“We’ve had an issue in the river (algae blooms) we’ve all seen evolving over the last couple of years that’s affecting some of the fishing and having impacts on water quality,” said CPW District Wildlife Manager Director Bill deVergie. “We are not saying there is one source of the problem, and this is not catastrophic at this point. We are not blaming any one person or industry. I think we’re all striving for the same goal: the health of the river.”
deVergie introduced Mindi May, CPW water quality specialist, who shared research done last year in 15 different locations in the White River watershed in and east of Meeker.

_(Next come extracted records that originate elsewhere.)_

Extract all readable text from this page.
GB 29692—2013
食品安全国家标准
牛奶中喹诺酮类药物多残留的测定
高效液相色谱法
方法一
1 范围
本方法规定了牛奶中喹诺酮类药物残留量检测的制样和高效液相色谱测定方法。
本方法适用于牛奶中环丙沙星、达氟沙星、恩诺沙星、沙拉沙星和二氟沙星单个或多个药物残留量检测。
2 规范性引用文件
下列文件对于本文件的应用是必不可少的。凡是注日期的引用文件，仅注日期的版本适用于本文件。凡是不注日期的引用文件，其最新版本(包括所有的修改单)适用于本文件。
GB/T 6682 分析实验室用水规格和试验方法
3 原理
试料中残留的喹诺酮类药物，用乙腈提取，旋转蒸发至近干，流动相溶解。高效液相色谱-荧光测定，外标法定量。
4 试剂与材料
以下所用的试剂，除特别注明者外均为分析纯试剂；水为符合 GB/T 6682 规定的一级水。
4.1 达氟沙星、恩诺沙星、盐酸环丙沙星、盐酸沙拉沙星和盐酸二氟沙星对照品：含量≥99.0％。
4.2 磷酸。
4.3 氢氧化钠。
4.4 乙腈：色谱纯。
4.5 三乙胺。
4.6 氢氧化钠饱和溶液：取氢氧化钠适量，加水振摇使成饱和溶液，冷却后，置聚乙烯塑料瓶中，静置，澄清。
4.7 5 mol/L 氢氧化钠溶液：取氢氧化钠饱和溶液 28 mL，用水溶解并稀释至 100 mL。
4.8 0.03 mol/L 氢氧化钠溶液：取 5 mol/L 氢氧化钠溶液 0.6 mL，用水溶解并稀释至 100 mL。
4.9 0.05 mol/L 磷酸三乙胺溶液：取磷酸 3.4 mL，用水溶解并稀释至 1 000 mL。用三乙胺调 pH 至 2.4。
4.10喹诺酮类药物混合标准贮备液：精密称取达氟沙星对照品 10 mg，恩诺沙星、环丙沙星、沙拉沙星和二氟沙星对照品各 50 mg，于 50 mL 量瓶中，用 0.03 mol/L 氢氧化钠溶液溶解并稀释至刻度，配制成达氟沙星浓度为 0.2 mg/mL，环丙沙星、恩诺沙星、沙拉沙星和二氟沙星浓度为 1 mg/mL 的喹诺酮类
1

From March through October 2016, May’s team examined water samples in the White River, Coal Creek and Little Beaver for nutrients, major ions, suspended solids, macroinvertebrates (insects) and chlorophyll A. They performed algae identification at the Wakara Ranch testing site, where the worst of the algae blooms occurred.
While algae are a normal part of a stream system, the species of algae identified last year is of particular concern: cladophora glomerata, aka green algae, forms long filaments and is “difficult to get rid of,” May said. “It’s one of the problem children out here,” in terms of algae. “It’s a species that’s really good at taking up nutrients and storing nutrients for later use.”
Clark Fork near Missoula, Mont., has also experienced an infestation of green algae, prompting landowners, recreationalists and industry to form a coalition to reduce mitigating factors that cause the algae to grow.
Algae feeds on nitrogen and phosphorus, found naturally in soil, commercial fertilizer, manure, septic tanks and water treatment plants. The main byproducts of feeding fish are nitrogen and phosphorus, which has led to international concerns about fish farming causing water pollution and algae blooms.
“There’s lots of little sources spread all around. If everybody can do a little bit maybe we can get it under control. It’s going to be tough. This (kind of) algae is difficult to control,” May said.
The Montana coalition lists soil erosion and/or disruption along the riverbank, removal of natural riparian vegetation, buildings and septic systems placed too close to streams and application of fertilizer too close to streams or at the wrong time of year, among other items, as potential sources of nitrogen/phosphorus contamination. (Clark Fork Coalition Stream Care Guide)
While May’s research was limited to areas in and east of Meeker, Alden Vanden Brink of the Rio Blanco Water Conservancy District said the problems are occurring all along the river.
“Something happened overnight that wasn’t there in 2013 that was there in 2014. It’s affecting the water chemistry. That tells me that it’s not necessarily a non-point source of pollution,” he said.
Meeker science teacher Dr. Bob Dorsett, who has performed water sampling as part of his students’ studies for years, said the problem has become more obvious in the last two years.